Assim, uma vez cessado o efeito interruptivo, já não é possível “ressuscitá-lo” para o fazer operar de novo pois, tendo-se já contado o tempo decorrido “até à data da autuação” do processo em que se verifica o primeiro facto, não pode efectuar-se nova e idêntica contagem, já que é necessariamente diversa a data da autuação do processo em que se verificou o segundo acto interruptivo (isto sempre e evidentemente, parando o processo mais de um ano).
Estando o processo parado, por facto não imputável ao contribuinte, por mais de um ano mas diversas vezes, por força da sucessão no tempo dos vários factores interruptivos – reclamação, recurso hierárquico, impugnação e/ou instauração da execução – só o primeiro tem relevância legal, contando-se, então, nos sobreditos termos, o tempo decorrido desde o início do prazo de prescrição até à data da autuação do processo em que ocorreu o facto interruptivo, mais o decorrido posteriormente ao ano referido na lei.
Como referem Ruben Carvalho e Francisco Pardal, citando Manuel Andrade, face a idêntica disposição legal do Código de Processo das Contribuições e Impostos (artigo 27.º), a situação em causa “reconduz-se a uma suspensão e reatamento do curso da prescrição” – cfr.

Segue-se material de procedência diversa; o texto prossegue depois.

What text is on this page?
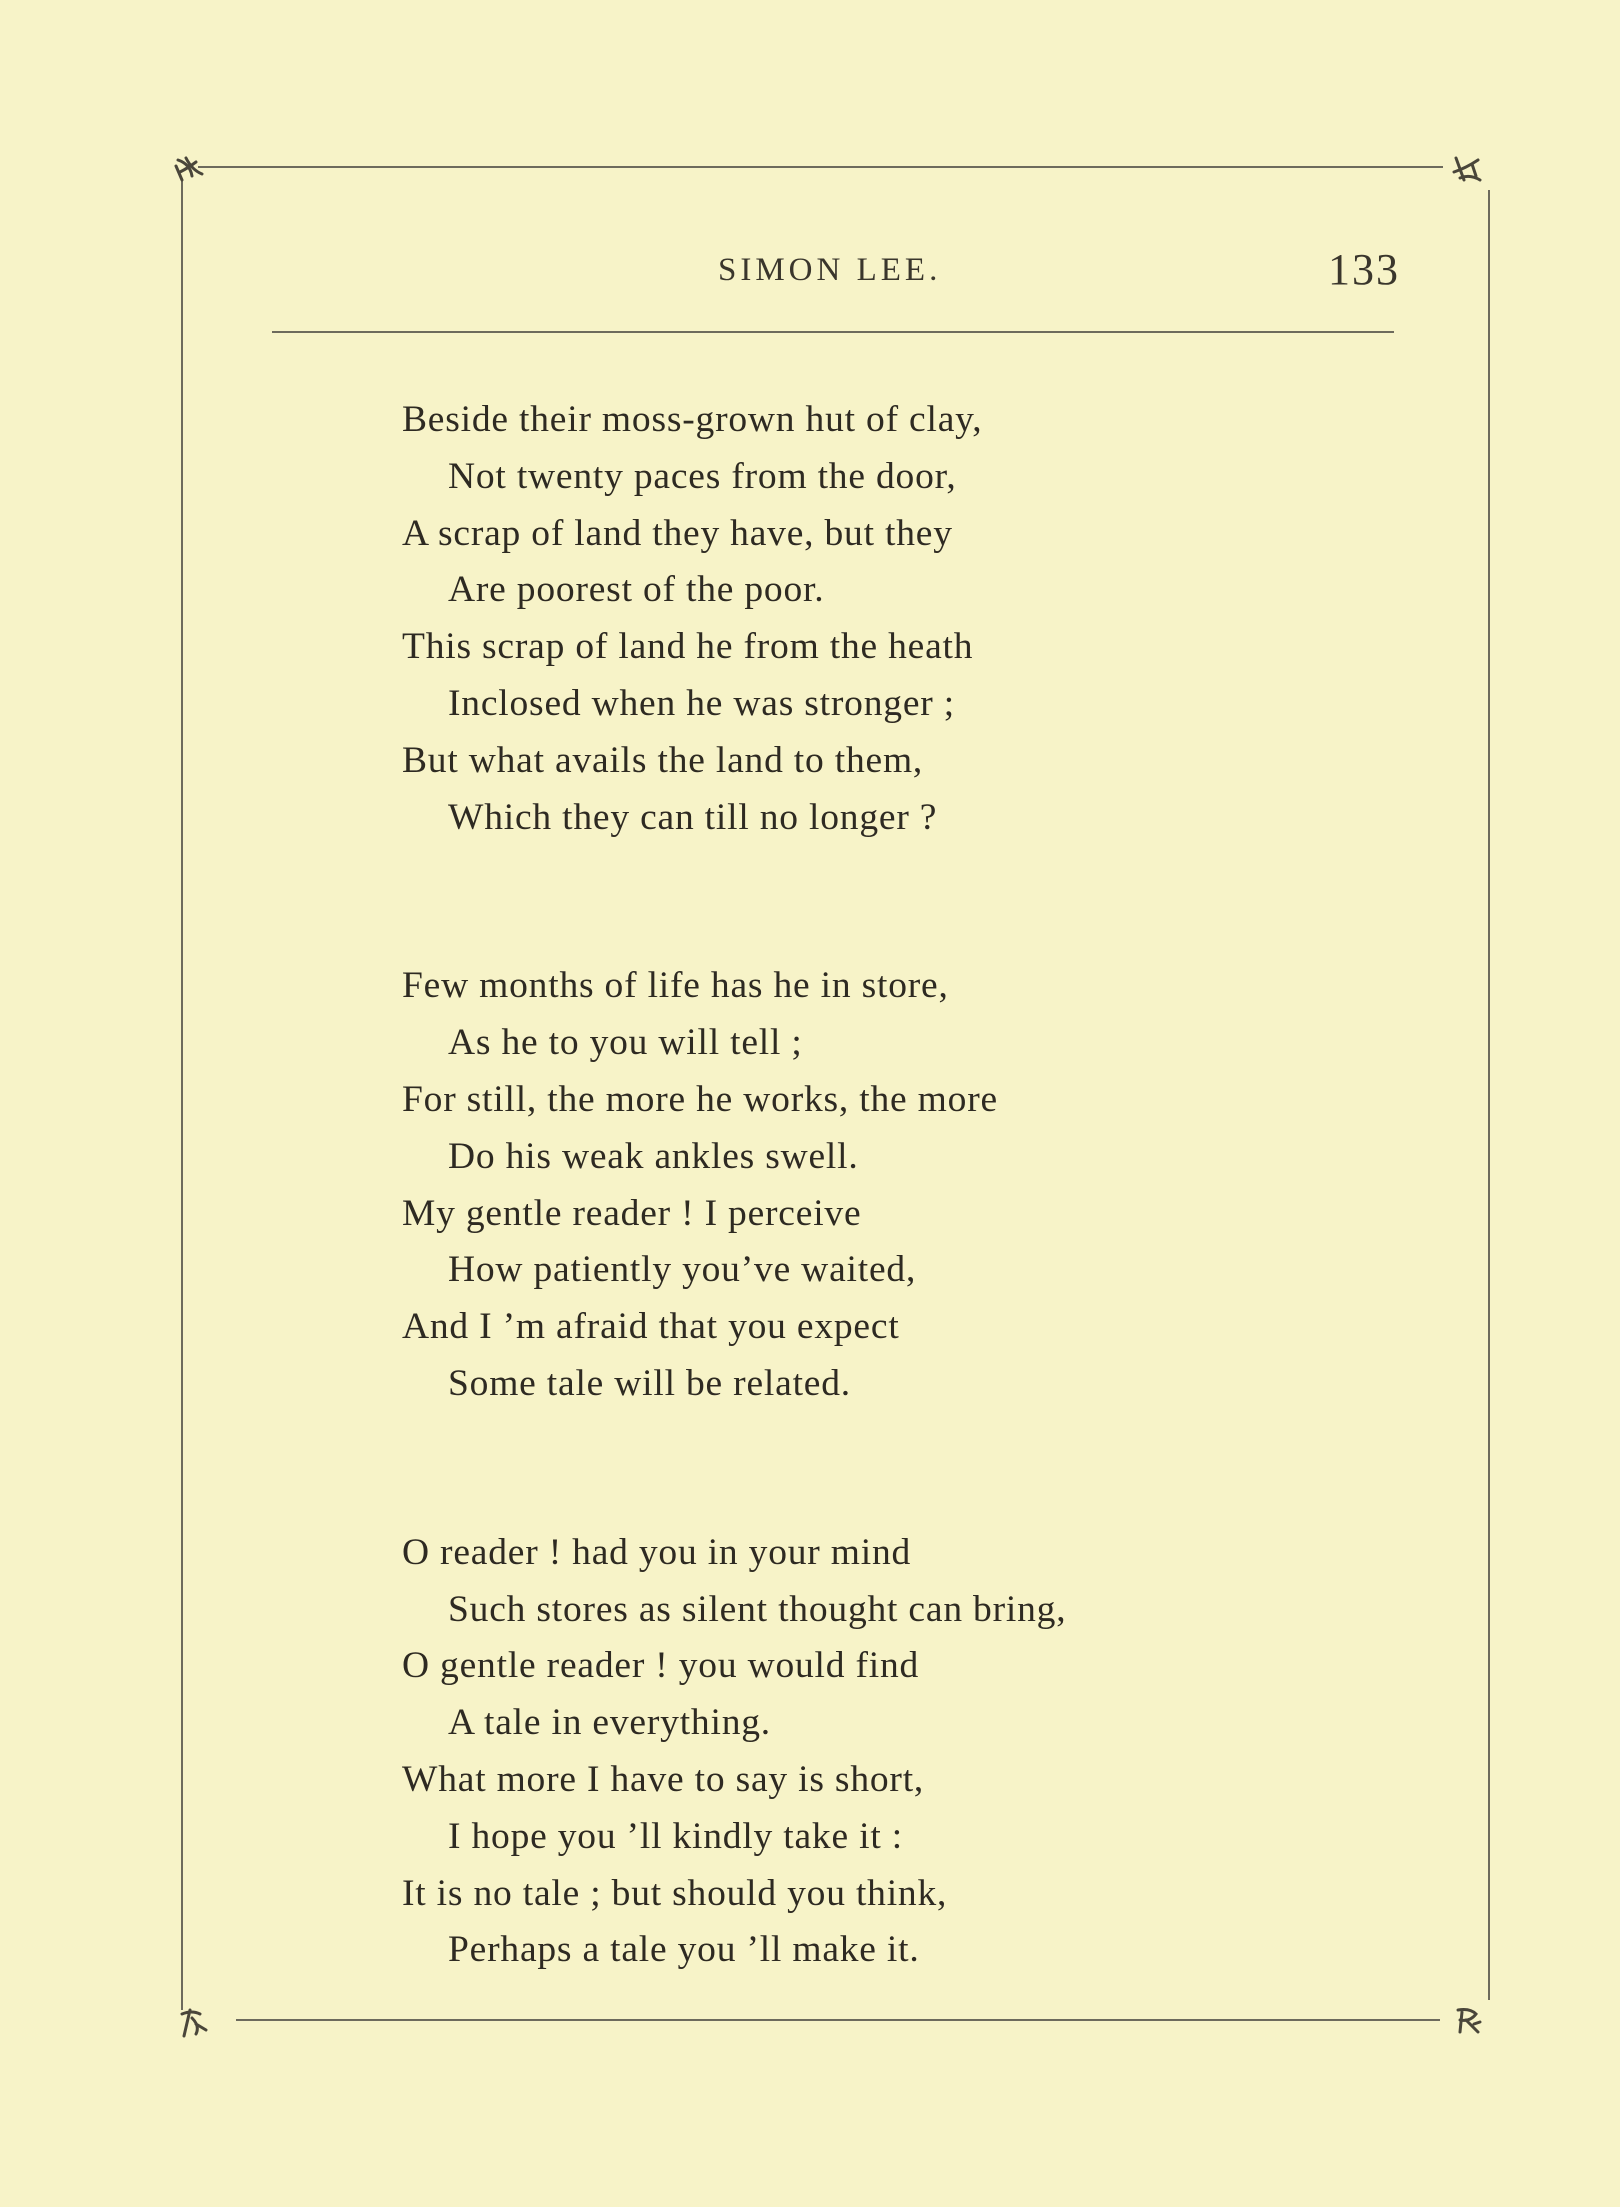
SIMON LEE.	133
Beside their moss-grown hut of clay,
Not twenty paces from the door,
A scrap of land they have, but they
Are poorest of the poor.
This scrap of land he from the heath
Inclosed when he was stronger ;
But what avails the land to them,
Which they can till no longer ?
Few months of life has he in store,
As he to you will tell ;
For still, the more he works, the more
Do his weak ankles swell.
My gentle reader ! I perceive
How patiently you’ve waited,
And I ’m afraid that you expect
Some tale will be related.
O reader ! had you in your mind
Such stores as silent thought can bring,
O gentle reader ! you would find
A tale in everything.
What more I have to say is short,
I hope you ’ll kindly take it :
It is no tale ; but should you think,
Perhaps a tale you ’ll make it.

Código de Processo das Contribuições e Impostos anotado, 2.ª edição, pp. 182/183.
Em tal hipótese, e ao contrário do que acontece no Código Civil – artigo 326.º -, não começa a correr um novo prazo de prescrição a partir do acto interruptivo, inutilizando-se todo o tempo decorrido anteriormente.

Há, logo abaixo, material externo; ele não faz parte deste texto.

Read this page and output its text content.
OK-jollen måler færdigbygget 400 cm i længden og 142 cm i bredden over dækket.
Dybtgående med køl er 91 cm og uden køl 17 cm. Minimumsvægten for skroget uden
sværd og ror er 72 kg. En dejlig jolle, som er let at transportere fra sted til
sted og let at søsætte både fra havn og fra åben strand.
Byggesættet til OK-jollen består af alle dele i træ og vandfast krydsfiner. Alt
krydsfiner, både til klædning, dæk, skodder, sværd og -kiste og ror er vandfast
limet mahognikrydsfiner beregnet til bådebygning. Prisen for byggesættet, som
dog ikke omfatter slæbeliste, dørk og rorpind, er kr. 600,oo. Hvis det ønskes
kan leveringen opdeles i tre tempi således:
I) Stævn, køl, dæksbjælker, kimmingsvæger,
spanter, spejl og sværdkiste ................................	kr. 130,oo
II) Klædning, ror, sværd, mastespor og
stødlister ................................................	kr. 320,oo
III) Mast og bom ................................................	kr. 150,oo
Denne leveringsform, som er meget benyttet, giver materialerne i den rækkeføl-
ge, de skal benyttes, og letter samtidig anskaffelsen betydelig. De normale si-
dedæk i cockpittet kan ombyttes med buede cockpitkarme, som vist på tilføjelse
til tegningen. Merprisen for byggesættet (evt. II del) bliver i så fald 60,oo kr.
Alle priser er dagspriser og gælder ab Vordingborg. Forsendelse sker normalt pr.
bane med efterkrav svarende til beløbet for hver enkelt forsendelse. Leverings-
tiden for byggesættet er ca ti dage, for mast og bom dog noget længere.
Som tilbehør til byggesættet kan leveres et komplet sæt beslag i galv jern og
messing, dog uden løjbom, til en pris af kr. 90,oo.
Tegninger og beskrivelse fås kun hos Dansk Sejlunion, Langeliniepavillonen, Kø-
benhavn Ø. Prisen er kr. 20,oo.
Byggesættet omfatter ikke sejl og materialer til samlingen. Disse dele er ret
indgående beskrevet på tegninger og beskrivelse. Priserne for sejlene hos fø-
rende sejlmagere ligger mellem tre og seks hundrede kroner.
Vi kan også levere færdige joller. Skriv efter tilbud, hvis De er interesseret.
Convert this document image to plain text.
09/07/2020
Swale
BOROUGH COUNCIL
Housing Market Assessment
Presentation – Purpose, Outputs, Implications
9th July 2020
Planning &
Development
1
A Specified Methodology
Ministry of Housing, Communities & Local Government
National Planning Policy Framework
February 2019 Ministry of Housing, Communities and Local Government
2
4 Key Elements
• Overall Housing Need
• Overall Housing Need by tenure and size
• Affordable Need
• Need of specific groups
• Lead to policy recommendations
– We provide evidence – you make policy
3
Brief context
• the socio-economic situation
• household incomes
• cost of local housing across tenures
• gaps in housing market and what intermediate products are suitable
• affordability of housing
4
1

Uma vez que a lei faz cessar o efeito interruptivo, não se inutiliza o prazo já decorrido, procedendo-se à contagem do prazo em termos da dita suspensão e reatamento do prazo prescricional.
Como refere Benjamim Rodrigues, Problemas Fundamentais de Direito Tributário, p. 285, na dita hipótese, o efeito interruptivo – que, de outro modo, inutilizaria todo o tempo decorrido anteriormente – degenerou-se em simples suspensão por um ano.
Ou, de outro modo: aí, a interrupção da prescrição converte-se em mera suspensão.
É, assim, de concluir estarem efectivamente prescritas as obrigações tributárias em causa.
Termos em que se acorda negar provimento ao recurso, mantendo-se a decisão recorrida.
Sem custas.
Lisboa, 12 de Dezembro de 2006. Brandão de Pinho (relator) – Lúcio Barbosa – Jorge Lino.